Morandi lived in his native city of Bologna, Italy, his entire life, spending summers in the mountains of Grizzana in the Emilia-Romagna region. He resided and worked in his studio-bedroom, a quirky setting rather like a still life in itself, where he was surrounded by his favorite objects. He would configure them again and again in subtly differing arrangements, concentrating on the infinite possibilities offered by the representation of common household items.
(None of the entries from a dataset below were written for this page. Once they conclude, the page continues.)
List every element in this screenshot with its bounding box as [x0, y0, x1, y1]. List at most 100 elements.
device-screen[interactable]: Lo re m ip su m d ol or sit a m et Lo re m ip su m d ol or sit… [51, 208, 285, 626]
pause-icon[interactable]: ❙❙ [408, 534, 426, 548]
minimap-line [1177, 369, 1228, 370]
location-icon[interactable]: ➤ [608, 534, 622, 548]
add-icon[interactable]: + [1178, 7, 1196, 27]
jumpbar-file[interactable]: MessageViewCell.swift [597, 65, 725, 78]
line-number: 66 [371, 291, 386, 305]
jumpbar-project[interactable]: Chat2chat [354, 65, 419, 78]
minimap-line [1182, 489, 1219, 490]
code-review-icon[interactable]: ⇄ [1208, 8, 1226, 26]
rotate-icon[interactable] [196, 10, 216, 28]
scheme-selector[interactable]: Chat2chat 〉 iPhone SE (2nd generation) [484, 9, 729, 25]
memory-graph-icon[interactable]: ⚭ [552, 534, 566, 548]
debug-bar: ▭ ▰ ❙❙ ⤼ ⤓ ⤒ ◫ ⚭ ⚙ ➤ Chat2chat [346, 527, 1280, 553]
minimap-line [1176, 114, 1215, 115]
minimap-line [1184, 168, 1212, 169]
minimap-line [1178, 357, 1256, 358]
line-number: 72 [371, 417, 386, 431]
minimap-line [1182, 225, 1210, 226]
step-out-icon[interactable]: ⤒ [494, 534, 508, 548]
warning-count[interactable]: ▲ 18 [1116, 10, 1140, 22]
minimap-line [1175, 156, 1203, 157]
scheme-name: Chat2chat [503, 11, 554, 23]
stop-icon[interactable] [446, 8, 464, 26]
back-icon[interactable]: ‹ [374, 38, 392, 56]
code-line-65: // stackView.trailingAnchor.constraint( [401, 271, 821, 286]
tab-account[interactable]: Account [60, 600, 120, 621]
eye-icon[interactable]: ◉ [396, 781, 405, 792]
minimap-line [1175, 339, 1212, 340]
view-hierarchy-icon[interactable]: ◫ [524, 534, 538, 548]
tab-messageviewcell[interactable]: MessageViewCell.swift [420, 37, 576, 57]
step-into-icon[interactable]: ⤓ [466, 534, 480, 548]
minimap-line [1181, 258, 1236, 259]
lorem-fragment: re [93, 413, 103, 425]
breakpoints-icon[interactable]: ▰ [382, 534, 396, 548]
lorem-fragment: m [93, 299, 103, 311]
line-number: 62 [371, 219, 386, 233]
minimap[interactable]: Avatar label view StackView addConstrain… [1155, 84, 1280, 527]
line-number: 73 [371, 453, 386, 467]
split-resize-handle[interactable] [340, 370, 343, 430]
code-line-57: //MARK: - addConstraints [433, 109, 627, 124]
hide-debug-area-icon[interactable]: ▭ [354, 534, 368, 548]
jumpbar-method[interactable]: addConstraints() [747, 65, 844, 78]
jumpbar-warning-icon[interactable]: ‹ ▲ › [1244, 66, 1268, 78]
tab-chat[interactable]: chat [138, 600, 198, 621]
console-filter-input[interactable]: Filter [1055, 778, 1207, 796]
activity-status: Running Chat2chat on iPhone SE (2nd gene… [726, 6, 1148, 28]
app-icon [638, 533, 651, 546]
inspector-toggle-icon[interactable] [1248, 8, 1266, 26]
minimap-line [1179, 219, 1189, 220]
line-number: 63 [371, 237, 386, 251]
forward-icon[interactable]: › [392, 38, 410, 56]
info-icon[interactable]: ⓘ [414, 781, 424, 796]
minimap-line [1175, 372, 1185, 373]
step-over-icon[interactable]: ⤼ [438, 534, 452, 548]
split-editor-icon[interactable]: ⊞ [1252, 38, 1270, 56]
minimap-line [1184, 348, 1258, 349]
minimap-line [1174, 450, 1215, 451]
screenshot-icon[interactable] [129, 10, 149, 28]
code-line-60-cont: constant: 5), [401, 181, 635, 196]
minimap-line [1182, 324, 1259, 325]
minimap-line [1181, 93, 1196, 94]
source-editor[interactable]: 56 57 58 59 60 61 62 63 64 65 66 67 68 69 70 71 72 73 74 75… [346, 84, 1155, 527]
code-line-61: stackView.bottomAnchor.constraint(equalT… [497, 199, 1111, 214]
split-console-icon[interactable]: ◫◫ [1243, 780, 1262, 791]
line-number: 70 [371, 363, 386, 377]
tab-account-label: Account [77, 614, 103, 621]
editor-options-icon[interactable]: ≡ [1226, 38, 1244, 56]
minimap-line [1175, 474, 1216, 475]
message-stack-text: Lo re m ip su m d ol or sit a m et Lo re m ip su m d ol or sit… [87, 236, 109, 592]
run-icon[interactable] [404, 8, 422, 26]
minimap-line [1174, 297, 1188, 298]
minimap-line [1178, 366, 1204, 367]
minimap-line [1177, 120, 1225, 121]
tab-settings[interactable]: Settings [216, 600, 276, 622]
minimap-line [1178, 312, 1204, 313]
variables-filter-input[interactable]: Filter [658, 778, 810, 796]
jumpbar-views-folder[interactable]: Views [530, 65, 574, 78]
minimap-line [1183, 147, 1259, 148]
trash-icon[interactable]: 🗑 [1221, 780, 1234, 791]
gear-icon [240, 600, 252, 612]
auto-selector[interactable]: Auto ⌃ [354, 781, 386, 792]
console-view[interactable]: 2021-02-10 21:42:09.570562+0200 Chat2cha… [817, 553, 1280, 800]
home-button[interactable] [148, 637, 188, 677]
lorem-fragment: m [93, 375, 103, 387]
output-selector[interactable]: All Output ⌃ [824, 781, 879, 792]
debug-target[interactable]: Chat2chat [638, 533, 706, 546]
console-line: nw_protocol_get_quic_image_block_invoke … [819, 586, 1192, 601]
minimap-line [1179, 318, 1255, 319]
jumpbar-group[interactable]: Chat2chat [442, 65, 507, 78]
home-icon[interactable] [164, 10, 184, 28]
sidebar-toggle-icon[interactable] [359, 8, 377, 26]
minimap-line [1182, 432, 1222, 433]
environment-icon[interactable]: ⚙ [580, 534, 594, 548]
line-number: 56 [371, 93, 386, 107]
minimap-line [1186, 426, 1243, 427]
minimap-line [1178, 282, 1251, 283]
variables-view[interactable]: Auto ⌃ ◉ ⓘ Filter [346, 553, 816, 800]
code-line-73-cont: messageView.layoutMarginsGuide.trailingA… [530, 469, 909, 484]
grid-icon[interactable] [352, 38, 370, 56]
Although Morandi left Bologna only on rare occasions, he was an accomplished time traveler. A perspicacious student of art history, he looked to a great many sources for his own formation as an artist. A Backward Glance examines a specific aspect of Morandi’s work: the role of Old Master painting in his own production. Through an analysis of the still lifes he produced from the 1920s to the 1960s, the exhibition traces the connections between these images and those by the artists Morandi appreciated and studied. This exploration reveals mechanisms related less to influence or appropriation and more to elective affinities with the artists who came before him.
A Backward Glance investigates three precedents from three European countries, focusing on premodernist, pre-nineteenth-century references. These are Spanish seventeenth-century painting and the still-life tradition, the Bolognese painters from the late sixteenth to the early eighteenth centuries, and the still-life and genre works of the eighteenth-century French artist Jean-Baptiste Siméon Chardin. Morandi imbued his images of vases, bottles, and boxes with all the theatricality of the Spanish Golden Age, the naturalism of the Italian Seicento, and the intimacy that Chardin brought to the world of everyday objects.